A 50-year-old German man was jailed for life Tuesday for shooting dead a petrol station cashier because he was angry about being told to wear a mask while buying beer.

German man jailed for killing petrol station worker in mask row

The September 2021 murder in the western town of Idar-Oberstein shocked Germany, which saw a vocal anti-mask and anti-vaccine movement emerge in response to the government’s coronavirus restrictions.

The row started when 20-year-old student worker Alex W. asked the man to put on a mask inside the shop, as required in all German stores at the time.

After a brief argument, the man left.

The perpetrator – identified only as Mario N. – returned about an hour and a half later, this time wearing a mask.

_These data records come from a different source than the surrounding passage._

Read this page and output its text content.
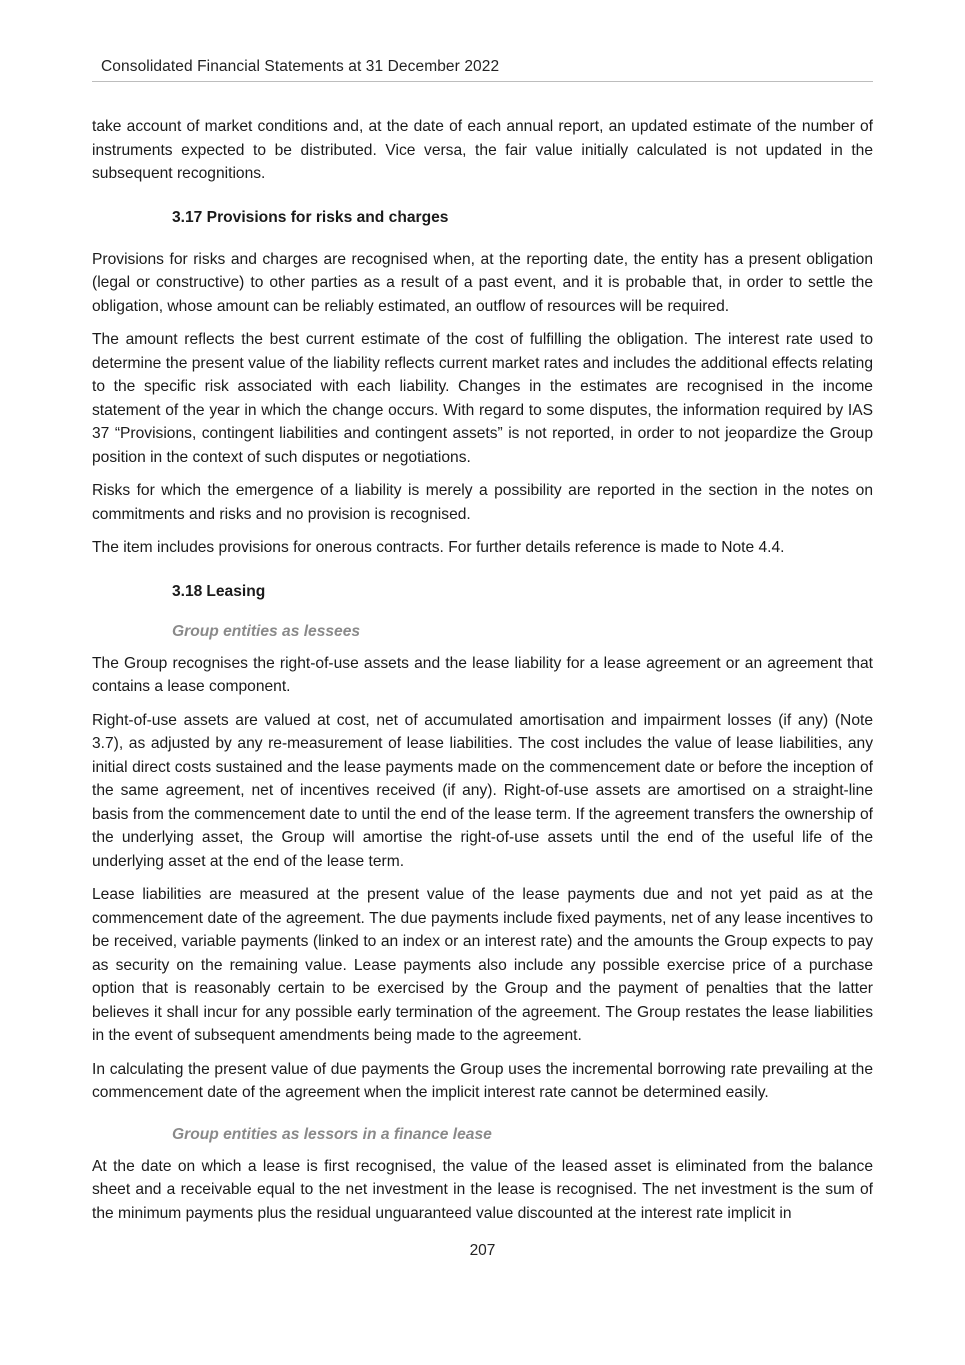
Consolidated Financial Statements at 31 December 2022

take account of market conditions and, at the date of each annual report, an updated estimate of the number of instruments expected to be distributed. Vice versa, the fair value initially calculated is not updated in the subsequent recognitions.

3.17 Provisions for risks and charges

Provisions for risks and charges are recognised when, at the reporting date, the entity has a present obligation (legal or constructive) to other parties as a result of a past event, and it is probable that, in order to settle the obligation, whose amount can be reliably estimated, an outflow of resources will be required.

The amount reflects the best current estimate of the cost of fulfilling the obligation. The interest rate used to determine the present value of the liability reflects current market rates and includes the additional effects relating to the specific risk associated with each liability. Changes in the estimates are recognised in the income statement of the year in which the change occurs. With regard to some disputes, the information required by IAS 37 “Provisions, contingent liabilities and contingent assets” is not reported, in order to not jeopardize the Group position in the context of such disputes or negotiations.

Risks for which the emergence of a liability is merely a possibility are reported in the section in the notes on commitments and risks and no provision is recognised.

The item includes provisions for onerous contracts. For further details reference is made to Note 4.4.

3.18 Leasing
Group entities as lessees

The Group recognises the right-of-use assets and the lease liability for a lease agreement or an agreement that contains a lease component.

Right-of-use assets are valued at cost, net of accumulated amortisation and impairment losses (if any) (Note 3.7), as adjusted by any re-measurement of lease liabilities. The cost includes the value of lease liabilities, any initial direct costs sustained and the lease payments made on the commencement date or before the inception of the same agreement, net of incentives received (if any). Right-of-use assets are amortised on a straight-line basis from the commencement date to until the end of the lease term. If the agreement transfers the ownership of the underlying asset, the Group will amortise the right-of-use assets until the end of the useful life of the underlying asset at the end of the lease term.

Lease liabilities are measured at the present value of the lease payments due and not yet paid as at the commencement date of the agreement. The due payments include fixed payments, net of any lease incentives to be received, variable payments (linked to an index or an interest rate) and the amounts the Group expects to pay as security on the remaining value. Lease payments also include any possible exercise price of a purchase option that is reasonably certain to be exercised by the Group and the payment of penalties that the latter believes it shall incur for any possible early termination of the agreement. The Group restates the lease liabilities in the event of subsequent amendments being made to the agreement.

In calculating the present value of due payments the Group uses the incremental borrowing rate prevailing at the commencement date of the agreement when the implicit interest rate cannot be determined easily.

Group entities as lessors in a finance lease

At the date on which a lease is first recognised, the value of the leased asset is eliminated from the balance sheet and a receivable equal to the net investment in the lease is recognised. The net investment is the sum of the minimum payments plus the residual unguaranteed value discounted at the interest rate implicit in

207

But as he bought his six-pack of beer to the till, he took off his mask and another argument ensued.

He then pulled out a revolver and shot the cashier in the head point-blank.

On Tuesday, the district court in Bad-Kreuznach convicted Mario N. of murder and unlawful possession of a firearm, and handed him a life sentence.

READ ALSO: Shock in Germany after cashier shot dead in Covid mask row

Under German law, people given a life sentence can usually seek parole after 15 years. His defence team had sought a sentence of manslaughter, rather than murder.

At the start of the trial, prosecutor Nicole Frohn told how Mario N. had felt increasingly angry about the measures imposed to curb the pandemic, seeing them as an infringement on his rights.

“Since he knew he couldn’t reach the politicians responsible, he decided to kill him (Alex W.),” she said.

Mario N. turned himself in to police the day after the shooting.

German has relaxed most of its coronavirus rules, although masks are still required in some settings, such as public transport.